La ONU debe destituir a Francesca Albanese de su papel de relatora especial de la ONU para los territorios palestinos. Después de Italia, Francia y Alemania, la República Checa también pidió su dimisión. En el Parlamento italiano las fuerzas políticas se están moviendo. Fratelli d’Italia ha lanzado una colección exclusiva. “Esto ha superado todos los límites y se ha convertido en una fuente de vergüenza”, escribe el partido vía della Scrofa en las redes sociales. “Ustedes también deben firmar – continúa Fdi, exigiendo la revocación inmediata de su mandato en la ONU”. La Liga, sin embargo, optó por un acto formal: el partido de Matteo Salvini presentó una resolución. El ministro de Asuntos Exteriores, Antonio Tajani, reitera que es “inevitable” exigir la dimisión del presidente.
La ayuda roja desde la izquierda no se hizo esperar.
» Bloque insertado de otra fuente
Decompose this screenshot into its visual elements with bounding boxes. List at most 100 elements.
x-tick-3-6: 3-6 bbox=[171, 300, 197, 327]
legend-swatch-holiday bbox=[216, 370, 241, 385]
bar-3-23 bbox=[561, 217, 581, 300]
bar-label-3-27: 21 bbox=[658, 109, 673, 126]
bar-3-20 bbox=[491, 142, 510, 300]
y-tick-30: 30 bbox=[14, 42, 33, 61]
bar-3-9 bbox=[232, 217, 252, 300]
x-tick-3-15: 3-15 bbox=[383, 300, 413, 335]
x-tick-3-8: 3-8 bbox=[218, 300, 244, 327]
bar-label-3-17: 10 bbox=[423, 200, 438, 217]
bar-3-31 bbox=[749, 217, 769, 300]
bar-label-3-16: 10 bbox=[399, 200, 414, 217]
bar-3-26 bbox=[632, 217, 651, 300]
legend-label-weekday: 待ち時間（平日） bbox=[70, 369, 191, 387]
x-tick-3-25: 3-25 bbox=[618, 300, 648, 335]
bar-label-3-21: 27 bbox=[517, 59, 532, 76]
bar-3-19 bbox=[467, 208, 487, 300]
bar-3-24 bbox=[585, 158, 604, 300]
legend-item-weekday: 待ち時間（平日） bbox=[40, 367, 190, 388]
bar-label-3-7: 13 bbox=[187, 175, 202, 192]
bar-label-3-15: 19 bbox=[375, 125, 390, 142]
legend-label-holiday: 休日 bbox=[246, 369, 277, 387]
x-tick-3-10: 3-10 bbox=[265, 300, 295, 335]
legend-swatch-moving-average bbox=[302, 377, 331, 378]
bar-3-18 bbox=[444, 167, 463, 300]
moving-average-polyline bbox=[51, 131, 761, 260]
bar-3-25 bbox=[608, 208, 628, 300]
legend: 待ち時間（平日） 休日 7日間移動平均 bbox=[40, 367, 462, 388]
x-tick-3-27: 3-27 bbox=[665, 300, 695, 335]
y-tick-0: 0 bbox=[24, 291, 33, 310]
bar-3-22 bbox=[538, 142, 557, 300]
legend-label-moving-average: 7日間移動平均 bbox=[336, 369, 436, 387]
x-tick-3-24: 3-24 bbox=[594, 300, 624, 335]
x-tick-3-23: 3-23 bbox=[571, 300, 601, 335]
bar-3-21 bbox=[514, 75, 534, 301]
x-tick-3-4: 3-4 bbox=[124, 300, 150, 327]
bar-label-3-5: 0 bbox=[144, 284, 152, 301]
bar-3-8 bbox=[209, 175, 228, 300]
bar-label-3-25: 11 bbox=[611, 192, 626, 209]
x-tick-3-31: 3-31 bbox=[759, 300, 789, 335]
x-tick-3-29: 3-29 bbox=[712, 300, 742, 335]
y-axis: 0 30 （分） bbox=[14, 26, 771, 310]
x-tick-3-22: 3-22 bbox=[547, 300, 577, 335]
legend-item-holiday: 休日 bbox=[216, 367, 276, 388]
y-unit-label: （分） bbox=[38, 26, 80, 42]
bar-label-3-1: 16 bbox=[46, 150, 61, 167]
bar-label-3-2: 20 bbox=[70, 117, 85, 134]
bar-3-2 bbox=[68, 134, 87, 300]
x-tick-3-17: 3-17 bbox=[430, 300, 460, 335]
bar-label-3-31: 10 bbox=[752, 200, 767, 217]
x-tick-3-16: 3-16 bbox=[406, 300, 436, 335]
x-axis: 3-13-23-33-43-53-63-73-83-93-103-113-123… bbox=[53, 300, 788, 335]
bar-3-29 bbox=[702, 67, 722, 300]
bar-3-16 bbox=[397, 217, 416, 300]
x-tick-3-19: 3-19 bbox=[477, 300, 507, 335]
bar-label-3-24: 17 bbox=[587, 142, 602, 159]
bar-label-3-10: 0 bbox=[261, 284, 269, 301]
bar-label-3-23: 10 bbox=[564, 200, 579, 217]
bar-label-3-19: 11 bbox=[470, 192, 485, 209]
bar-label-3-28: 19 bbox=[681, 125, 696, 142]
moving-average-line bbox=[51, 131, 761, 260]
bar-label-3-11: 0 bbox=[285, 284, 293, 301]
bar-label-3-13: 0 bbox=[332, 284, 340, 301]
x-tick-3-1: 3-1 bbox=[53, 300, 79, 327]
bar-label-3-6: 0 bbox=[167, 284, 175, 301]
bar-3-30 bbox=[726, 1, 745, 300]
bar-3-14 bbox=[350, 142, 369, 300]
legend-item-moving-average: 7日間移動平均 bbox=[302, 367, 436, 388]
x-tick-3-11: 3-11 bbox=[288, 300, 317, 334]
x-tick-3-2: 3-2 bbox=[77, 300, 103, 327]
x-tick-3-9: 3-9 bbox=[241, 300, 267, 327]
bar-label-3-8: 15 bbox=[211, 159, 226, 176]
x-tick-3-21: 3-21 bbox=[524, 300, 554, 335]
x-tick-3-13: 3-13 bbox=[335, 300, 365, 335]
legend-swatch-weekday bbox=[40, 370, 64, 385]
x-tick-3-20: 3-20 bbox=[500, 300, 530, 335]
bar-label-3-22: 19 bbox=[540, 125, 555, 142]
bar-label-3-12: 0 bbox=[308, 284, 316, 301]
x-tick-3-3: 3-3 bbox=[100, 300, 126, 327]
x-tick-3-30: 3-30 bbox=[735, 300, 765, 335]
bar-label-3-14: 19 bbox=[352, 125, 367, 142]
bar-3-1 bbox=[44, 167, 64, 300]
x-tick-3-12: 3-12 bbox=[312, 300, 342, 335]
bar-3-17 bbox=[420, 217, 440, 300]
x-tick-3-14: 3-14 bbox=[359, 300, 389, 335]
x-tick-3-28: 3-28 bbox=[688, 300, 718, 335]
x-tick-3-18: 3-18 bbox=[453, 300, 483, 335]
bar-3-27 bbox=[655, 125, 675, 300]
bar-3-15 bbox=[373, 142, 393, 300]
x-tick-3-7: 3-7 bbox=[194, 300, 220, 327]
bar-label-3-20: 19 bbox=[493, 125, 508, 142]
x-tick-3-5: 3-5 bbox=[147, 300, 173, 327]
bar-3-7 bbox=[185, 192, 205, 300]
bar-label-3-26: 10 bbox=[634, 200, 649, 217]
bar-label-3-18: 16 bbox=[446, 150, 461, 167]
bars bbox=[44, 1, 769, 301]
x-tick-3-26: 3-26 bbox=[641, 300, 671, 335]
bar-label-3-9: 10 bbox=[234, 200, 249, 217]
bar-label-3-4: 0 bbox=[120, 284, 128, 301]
El líder de la izquierda italiana, Nicola Fratoianni, apoya la iniciativa de La Izquierda, grupo parlamentario europeo, que ha expresado su apoyo a Albanese. “Deben dejar de atacar a los expertos de la ONU”, señala Fratoianni, “sino proteger la independencia de la ONU”. Pero los movimientos de Albanese hacen que su posición sea indefendible. El italiano es acusado por varias instituciones y sujetos políticos de haber definido a Israel como un “enemigo común de la humanidad”. Palabras acusadas y pronunciadas en una circunstancia particular: un foro de Al Jazeera. Era el 7 de febrero y en esta iniciativa también participó, junto a Albanese, el ministro iraní de Asuntos Exteriores y líder de Hamás en el extranjero, Khaled Meshaal. Alleanza Verdi-Sinistra, el partido liderado por Fratoianni y Angelo Bonelli, nunca ha negado la posibilidad de nominar a Albanese en las elecciones políticas de 2027.
El abogado estaría más que tentado a dedicarse a la política.
Eso sí, la mujer nacida en Ariano Irpino no atrajo demasiadas simpatías institucionales. La República Checa, como ya hemos mencionado, también se ha sumado a los países que piden la dimisión del relator de la ONU.